# Dirichletmultinomial mixture model doesn't mix

Hello.
I’m trying to model a system where the observable variable is the cumulative change of Nr variables multiplied by Nr factors that depend on time (Nf observations). Each of these variables have 3 possibilities for each timestep: decrease, increase or remain unchanged, each of these options have a prior proportion and a specific distribution on their magnitude. My current model looks like this:

``````    model = pm.Model()
with model:
def negWB(alpha, beta, size):
return -1.0 * pm.Weibull.dist(alpha=alpha, beta=beta, size=size)

w = pm.DirichletMultinomial('w', n=1, a=ws_, shape=(Nf, Nr-1, 3))
#Mixture doesn't like elements on the boundaries
eps = 1E-6
ww = (w + eps)/(1.0 + 3.0*eps)
change_c = pm.Weibull.dist(alpha=alphas_c_, beta=betas_c_, shape=(Nf, Nr-1))
change_v = pm.CustomDist.dist(alphas_v_, betas_v_, class_name="negWB", dist=negWB)
neutral = pm.Normal.dist(mu=np.zeros_like(alphas_c_), sigma=1E-6, shape=(Nf, Nr-1))

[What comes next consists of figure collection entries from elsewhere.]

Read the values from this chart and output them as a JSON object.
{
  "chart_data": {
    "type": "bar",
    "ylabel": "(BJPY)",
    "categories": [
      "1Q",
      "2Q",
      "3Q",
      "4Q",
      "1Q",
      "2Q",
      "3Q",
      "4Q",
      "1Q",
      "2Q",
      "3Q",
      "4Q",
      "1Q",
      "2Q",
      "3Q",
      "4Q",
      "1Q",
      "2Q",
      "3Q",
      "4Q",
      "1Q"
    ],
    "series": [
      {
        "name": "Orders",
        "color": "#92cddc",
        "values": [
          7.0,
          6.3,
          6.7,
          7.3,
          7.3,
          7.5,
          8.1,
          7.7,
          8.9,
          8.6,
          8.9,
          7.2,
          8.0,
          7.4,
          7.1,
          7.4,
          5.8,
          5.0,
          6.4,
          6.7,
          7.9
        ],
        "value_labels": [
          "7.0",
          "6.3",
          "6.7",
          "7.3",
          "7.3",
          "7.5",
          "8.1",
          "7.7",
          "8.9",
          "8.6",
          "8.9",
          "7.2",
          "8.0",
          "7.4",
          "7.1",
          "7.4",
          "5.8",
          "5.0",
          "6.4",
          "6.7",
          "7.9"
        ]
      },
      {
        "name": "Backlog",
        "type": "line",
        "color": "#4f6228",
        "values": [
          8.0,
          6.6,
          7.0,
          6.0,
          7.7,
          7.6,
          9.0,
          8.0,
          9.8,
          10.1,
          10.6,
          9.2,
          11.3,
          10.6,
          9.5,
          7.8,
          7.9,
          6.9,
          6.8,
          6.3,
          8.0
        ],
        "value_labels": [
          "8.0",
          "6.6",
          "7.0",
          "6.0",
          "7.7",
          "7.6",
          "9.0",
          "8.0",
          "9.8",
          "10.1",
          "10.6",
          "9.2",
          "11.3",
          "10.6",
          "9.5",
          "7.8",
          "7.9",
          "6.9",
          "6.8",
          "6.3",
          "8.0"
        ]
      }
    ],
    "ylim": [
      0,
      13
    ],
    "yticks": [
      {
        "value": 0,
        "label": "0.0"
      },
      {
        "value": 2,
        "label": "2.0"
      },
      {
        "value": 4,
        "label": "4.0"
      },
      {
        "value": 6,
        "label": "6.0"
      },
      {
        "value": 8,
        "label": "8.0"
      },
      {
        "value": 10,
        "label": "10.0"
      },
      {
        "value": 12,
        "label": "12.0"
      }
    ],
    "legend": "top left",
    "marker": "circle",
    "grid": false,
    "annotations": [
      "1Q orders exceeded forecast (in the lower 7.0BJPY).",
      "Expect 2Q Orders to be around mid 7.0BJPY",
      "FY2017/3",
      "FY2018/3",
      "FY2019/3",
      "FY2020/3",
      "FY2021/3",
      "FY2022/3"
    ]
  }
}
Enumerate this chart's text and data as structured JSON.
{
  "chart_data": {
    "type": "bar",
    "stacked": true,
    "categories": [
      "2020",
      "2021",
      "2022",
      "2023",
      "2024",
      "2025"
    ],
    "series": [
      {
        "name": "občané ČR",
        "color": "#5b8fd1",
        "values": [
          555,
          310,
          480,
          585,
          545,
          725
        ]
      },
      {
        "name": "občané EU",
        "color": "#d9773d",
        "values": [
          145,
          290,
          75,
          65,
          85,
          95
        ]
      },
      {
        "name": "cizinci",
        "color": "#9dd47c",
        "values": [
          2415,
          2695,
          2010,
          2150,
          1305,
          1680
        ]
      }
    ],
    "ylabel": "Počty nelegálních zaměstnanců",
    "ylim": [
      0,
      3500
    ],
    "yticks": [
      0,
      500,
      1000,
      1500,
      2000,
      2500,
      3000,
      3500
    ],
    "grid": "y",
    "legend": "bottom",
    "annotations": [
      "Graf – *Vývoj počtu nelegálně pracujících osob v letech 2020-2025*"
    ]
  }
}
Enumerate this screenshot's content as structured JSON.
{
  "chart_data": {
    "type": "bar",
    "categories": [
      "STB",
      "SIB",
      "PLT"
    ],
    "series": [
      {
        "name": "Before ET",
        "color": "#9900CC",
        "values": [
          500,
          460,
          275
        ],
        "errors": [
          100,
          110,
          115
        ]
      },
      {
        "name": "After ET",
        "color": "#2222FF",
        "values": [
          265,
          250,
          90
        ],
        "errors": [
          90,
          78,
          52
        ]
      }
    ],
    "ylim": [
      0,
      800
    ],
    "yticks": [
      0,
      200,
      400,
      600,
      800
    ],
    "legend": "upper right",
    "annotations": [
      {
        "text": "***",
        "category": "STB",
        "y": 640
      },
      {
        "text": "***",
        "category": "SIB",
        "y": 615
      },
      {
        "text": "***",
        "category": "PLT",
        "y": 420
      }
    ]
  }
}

components = [change_v, neutral, change_c]
delta0 = pm.Mixture('delta0',
w=ww,
comp_dists=components,
shape=(Nf, Nr-1))

delta = pm.Deterministic("delta",
pm.math.concatenate(
[delta0, -delta0.sum(axis=1, keepdims=True)],
axis=1))
delta_ac = pm.Deterministic("delta_ac",
pt.tensor.cumsum(delta, axis=0))

r_ac = pm.Deterministic("R_ac",
pt.tensor.mul(factors, delta_ac).sum(axis=1))
rerror = pm.Normal("rerror", r_ac, 1E-6, observed=error)
trace = pm.sample(cores=10)

``````

Here ws_ is a matrix of (Nr-1, 3) with the proportions for each variable. alphas_x_ and betas_x_ are the corresponding parameters for the weibull distributions. Each has length (Nr-1).
I construct the last column as the sum of the previous (Nr-1) so the total change is 0.
factors is a (Nf, Nr) matrix with values that are given.
error is the vector of length Nf with the observed values.

The problem I’m facing is that

``````trace['posterior']['w'].mean(dim=['chain','draw','w_dim_0']))
``````

gives a vector with 1 in the component corresponding to the higher value on ws_ and 0 otherwise, so the sample never touches other possibilities that are not the most likely one. Given the data and some other tests I’ve done, this should not be the case, there should be other possible combinations that explain the error term.

I’ll be very grateful on any suggestion on what I may be doing wrong.